One new acquisition that has enjoyed the wet conditions is a multi-stemmed willow with bright pink catkins (see photo). I admit it’s a bit blousy, but it really makes me smile every time I walk by. The picture I know is in black and white, but if you can imagine the catkins a bright plum colour, you will get the idea. I will also tweet it in its full glory via @katescuttings. It’s ironic that not many years ago we were all advised to grow drought tolerant plants such as catmint, phlomis, lavender and cistus. Now I feel the need to steer you towards plants that will survive in a bog: day lilies, hostas, primulas, some iris and my current favourite bog plant, Darmera. I’ve been accumulating a number of roses over the last few years and they clearly don’t seem to mind their toes in wet, heavy soil: if you want to buy a bare root rose or fruit tree you need to get on with it as March is regarded as the latest time to plant. You can, of course, buy them in a container throughout the year, but they are usually more expensive and need watering like mad. I did, in the end, succumb to that Sarah Raven rose I wrote about last time, ‘’Wild Rover’. It goes without saying it has been well watered in!

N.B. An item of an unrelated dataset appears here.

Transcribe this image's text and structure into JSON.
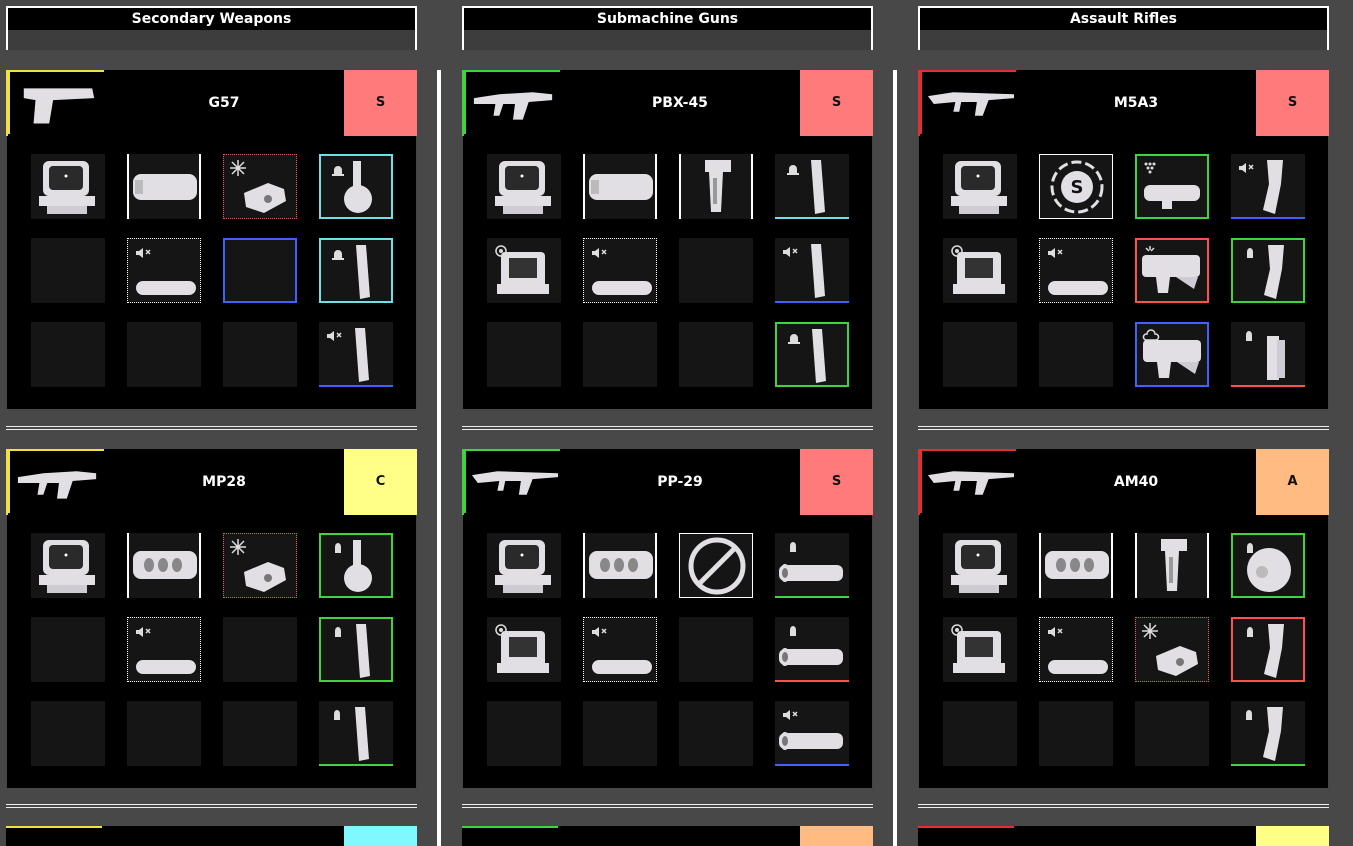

If, like me, you have bought spring bulbs in pots for either the house or the garden, you can plant them out once they have finished flowering. Take off the flower heads and leave the leaves as they will feed the bulb to ensure a good display next year. Give them a liquid feed if you have it, and plant them in a well-drained spot that gets a few hours of sun at least. The rule of thumb is to plant bulbs at least twice their depth, pointy side up. I pop them in right by perennials such as hardy geraniums and alchemilla mollis so their leaves cover up the bulbs when they are done. Don’t chop off the leaves of your daffodils or tie them in a knot. If you do so you will weaken the plant and make them less likely to flower next year.
I hope we have all dried out a bit by the time you read this. Spring is now with us – hooray!